Saturday was a very busy day. I went to God's Children's Home Orphanage in the morning, and that was a really good experience. Working at Reception, one often is unable to visit such orphanages (as shift work can be debilitating to one's involvement in external activities), but I was really happy I had the day off to visit this one! God's Children's Home is a twenty minute walk from the ship, and it has 37 children there, ranging in age from about three right up to sixteen. We had the children perform an Easter play and then decorated crosses to hang in their windows (CROSS = Christ Rescued Our Spirits and Souls). I then went outside and played soccer with some of the older boys. It was great fun. In the afternoon I went to Duala Market with Liz Ketels, Liz Espeland, and Christine Martin. We went to the UNMIL store and then on to the Market. We browsed in the stalls, looking at fabrics and materials. After a while we took a long, slow walk back to the ship. My feet were not happy! But that was because I chose to wear my strops and not proper shoes. Dinner on Saturday was out on the dock, relaxing with good company.
Easter Sunday started early with a service up on Deck 8 aft at 06h00 – the traditional sunrise service. After this time there was another service at 08h00 on the dock. It was a good service, but I must have lost half my body weight in terms of sweat! Phew, it was so hot! Easter Brunch was at 10h00 and once again our galley and dining room staff did an outstanding job! It was a wonderful meal. In the afternoon I headed to Elwa Beach with my cabin mate Dan Huber, and several other Mercy Shippers. It was good to spend some time away from the ship. And swim in the sea! The first time I've done that here in Liberia! In the evening there was Easter Open House on the ship, where various families opened up their cabins to the crew. It is really good to spend time with the amazing men and women of God here on the ship. We are truly blessed.

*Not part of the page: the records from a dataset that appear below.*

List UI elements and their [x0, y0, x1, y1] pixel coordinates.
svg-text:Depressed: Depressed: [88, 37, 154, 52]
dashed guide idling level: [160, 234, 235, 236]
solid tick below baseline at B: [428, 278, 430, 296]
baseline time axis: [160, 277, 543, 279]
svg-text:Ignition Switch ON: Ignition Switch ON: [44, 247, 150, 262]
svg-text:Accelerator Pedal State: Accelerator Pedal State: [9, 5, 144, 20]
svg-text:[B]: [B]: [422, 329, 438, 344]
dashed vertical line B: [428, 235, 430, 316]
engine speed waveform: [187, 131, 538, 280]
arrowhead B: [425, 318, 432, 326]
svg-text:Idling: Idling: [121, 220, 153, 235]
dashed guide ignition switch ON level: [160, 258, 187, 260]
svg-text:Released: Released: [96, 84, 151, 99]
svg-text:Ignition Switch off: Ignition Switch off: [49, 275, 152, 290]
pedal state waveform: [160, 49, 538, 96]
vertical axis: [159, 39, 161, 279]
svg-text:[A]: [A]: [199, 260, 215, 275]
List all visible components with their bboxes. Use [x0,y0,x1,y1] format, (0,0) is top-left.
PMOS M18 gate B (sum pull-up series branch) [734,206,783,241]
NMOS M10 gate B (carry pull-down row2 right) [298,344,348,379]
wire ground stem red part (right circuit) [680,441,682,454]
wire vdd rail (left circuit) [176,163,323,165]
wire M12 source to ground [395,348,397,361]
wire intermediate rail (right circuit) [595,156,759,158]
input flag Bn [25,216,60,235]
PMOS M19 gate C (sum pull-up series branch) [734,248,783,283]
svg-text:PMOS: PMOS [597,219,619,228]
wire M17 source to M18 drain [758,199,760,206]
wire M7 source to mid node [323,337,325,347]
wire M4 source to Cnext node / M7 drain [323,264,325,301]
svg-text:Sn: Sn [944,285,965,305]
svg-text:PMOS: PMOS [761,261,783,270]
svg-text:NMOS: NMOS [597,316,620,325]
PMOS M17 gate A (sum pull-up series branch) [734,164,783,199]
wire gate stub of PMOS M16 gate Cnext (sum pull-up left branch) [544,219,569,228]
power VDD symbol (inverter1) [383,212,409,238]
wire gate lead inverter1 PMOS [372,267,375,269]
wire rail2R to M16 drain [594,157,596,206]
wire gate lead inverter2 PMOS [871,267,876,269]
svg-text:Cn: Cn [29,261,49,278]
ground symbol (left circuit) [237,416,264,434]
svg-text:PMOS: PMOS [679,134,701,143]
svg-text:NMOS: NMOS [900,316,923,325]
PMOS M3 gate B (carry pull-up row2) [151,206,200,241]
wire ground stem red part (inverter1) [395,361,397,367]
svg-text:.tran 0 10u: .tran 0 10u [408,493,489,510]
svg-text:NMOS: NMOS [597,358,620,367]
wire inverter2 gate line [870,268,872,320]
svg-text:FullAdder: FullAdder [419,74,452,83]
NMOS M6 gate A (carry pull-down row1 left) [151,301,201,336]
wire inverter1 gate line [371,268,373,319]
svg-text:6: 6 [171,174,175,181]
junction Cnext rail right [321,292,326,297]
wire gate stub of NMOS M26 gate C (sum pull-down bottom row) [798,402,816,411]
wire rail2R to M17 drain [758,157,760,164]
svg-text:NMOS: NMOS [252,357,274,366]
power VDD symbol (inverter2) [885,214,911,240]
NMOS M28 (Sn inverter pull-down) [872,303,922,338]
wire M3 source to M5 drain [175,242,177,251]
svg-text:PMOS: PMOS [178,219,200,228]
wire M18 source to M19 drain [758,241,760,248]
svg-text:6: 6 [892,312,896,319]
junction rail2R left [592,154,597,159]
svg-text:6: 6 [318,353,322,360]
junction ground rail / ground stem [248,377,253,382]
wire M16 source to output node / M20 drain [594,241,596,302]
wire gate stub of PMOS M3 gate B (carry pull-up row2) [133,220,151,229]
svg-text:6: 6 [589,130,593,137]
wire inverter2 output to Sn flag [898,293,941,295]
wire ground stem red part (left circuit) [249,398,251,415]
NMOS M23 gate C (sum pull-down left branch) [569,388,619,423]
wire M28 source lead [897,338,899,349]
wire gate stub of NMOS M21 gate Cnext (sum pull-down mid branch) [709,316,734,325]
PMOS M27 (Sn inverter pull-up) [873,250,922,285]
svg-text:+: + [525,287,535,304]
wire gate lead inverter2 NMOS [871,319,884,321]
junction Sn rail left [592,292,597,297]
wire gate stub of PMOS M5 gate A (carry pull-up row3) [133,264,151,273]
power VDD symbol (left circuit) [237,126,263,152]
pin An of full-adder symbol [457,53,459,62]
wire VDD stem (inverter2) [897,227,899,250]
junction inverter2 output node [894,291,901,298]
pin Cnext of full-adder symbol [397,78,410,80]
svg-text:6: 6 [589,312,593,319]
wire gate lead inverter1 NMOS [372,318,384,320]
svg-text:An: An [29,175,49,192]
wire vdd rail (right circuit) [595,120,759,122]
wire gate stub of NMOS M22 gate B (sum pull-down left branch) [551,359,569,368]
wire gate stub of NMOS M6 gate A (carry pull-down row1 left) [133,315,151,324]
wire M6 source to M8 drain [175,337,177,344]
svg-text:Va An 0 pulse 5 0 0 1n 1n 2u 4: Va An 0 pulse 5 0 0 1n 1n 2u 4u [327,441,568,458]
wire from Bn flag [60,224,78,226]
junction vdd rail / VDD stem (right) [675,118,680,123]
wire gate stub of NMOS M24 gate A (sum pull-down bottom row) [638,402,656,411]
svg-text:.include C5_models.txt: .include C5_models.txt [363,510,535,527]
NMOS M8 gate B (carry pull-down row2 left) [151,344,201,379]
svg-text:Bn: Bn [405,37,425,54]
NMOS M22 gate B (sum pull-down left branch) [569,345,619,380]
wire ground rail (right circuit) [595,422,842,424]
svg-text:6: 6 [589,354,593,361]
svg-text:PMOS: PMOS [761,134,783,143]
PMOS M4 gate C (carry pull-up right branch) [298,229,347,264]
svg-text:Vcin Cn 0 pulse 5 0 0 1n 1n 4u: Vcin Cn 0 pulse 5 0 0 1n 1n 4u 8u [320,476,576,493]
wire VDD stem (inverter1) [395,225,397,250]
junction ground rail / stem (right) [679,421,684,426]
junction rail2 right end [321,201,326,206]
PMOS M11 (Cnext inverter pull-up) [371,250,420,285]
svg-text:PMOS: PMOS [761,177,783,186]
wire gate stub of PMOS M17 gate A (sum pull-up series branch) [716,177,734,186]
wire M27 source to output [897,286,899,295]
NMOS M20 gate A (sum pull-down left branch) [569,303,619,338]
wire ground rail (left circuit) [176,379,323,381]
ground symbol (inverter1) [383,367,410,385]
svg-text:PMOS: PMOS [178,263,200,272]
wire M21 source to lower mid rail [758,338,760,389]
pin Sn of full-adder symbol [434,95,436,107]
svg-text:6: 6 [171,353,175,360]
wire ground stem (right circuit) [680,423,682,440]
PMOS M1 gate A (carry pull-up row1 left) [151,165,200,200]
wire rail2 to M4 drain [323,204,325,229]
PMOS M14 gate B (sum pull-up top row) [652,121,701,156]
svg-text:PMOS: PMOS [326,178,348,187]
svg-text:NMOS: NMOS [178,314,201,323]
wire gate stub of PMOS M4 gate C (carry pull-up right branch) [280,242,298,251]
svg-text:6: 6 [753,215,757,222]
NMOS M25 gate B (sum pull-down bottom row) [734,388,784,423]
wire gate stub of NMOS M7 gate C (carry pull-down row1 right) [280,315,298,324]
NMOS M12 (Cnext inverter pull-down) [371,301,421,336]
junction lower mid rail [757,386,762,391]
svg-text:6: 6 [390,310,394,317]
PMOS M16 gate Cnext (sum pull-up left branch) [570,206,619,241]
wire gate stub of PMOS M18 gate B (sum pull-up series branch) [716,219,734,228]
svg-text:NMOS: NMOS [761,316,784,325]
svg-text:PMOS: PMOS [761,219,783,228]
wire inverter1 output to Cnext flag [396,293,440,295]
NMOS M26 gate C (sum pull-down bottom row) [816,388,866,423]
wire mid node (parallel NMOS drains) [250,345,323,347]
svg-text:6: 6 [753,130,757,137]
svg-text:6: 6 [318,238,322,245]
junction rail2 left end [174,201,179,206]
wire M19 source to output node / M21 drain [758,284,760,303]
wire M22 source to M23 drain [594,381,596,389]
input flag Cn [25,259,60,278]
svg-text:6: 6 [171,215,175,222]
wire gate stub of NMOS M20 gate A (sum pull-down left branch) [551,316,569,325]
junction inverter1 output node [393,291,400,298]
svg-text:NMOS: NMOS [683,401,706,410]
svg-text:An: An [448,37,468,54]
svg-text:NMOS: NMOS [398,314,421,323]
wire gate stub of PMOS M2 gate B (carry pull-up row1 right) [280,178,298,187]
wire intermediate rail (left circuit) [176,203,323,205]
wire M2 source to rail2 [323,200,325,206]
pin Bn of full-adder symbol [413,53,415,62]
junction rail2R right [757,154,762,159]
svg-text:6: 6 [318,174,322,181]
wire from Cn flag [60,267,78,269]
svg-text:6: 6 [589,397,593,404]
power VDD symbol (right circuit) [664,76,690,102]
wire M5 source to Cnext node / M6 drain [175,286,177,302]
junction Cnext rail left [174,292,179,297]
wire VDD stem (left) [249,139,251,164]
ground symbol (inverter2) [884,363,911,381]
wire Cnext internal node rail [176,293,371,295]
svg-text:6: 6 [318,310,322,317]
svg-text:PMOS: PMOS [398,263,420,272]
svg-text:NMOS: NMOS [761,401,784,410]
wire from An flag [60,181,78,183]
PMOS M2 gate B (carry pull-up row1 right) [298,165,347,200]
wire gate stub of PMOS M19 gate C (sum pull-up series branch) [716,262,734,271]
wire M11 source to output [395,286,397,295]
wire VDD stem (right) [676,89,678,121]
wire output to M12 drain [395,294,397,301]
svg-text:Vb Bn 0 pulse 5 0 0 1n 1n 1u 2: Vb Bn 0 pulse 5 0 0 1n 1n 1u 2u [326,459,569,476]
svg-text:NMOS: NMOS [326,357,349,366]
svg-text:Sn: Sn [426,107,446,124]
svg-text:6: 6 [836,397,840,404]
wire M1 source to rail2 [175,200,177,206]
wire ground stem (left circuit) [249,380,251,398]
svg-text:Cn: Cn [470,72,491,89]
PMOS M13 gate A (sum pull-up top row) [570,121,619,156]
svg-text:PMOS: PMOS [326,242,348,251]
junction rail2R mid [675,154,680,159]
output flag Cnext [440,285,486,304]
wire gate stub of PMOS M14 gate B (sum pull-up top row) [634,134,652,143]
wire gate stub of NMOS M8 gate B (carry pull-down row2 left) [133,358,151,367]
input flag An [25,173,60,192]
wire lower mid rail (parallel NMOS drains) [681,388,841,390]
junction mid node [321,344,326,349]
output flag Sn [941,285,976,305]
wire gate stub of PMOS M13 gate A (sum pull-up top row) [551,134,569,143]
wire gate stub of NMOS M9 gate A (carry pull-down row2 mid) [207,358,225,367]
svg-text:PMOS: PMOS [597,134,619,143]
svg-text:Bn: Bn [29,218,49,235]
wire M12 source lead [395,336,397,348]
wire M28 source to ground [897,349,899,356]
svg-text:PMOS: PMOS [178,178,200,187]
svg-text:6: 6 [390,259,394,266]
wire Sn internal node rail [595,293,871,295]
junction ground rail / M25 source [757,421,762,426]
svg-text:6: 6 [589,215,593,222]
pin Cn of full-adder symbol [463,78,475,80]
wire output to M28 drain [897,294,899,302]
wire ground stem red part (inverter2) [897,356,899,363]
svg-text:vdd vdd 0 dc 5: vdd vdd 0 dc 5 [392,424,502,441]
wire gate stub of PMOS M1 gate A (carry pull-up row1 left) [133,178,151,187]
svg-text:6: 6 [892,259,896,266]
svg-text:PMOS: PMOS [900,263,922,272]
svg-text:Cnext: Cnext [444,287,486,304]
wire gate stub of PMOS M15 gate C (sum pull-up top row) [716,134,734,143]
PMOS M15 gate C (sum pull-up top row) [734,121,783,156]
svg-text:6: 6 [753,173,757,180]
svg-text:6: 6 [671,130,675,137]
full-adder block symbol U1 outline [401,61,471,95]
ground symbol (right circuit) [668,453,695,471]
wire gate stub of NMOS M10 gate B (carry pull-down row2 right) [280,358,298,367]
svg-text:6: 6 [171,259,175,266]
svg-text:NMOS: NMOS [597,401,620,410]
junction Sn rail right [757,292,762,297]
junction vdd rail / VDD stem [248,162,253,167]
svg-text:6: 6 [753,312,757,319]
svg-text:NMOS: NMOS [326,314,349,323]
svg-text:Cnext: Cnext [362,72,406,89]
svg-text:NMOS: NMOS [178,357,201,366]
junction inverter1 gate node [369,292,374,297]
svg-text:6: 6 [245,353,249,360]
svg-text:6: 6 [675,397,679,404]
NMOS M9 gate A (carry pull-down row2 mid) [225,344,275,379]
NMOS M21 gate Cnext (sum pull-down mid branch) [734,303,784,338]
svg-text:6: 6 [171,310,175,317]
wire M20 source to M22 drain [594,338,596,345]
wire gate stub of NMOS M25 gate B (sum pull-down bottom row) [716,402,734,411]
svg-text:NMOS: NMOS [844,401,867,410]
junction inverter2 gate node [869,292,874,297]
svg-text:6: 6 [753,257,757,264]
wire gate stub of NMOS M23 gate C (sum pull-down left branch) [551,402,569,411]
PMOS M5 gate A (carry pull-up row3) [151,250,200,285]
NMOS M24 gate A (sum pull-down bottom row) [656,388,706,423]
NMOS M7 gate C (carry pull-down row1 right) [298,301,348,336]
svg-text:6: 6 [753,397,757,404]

Yesterday (Easter Monday) a group of Mercy Shippers headed out to Cece Beach, and so I joined them. The only difference was that I cycled there and they went in the Landrovers! It was a good cycle and a good workout. Although the traffic cycling through Duala Market was a bit scary. But the beach at Cece was fantastic! Quality time spent with quality people. And I was so happy I brought my rugby ball! It's a mini rugby ball I bought at Johannesburg Duty-Free. It has been a really good purchase. Although the Americans throw it like an American football and the South African, Australasian, and British crew members throw it the way it was made to be thrown! But nevertheless it has brought great entertainment to my friends. And with that little comment on the differences in throwing technique between rugby and American football, I bid you all a very fond farewell – and a belated happy Easter – until my next entry. God bless.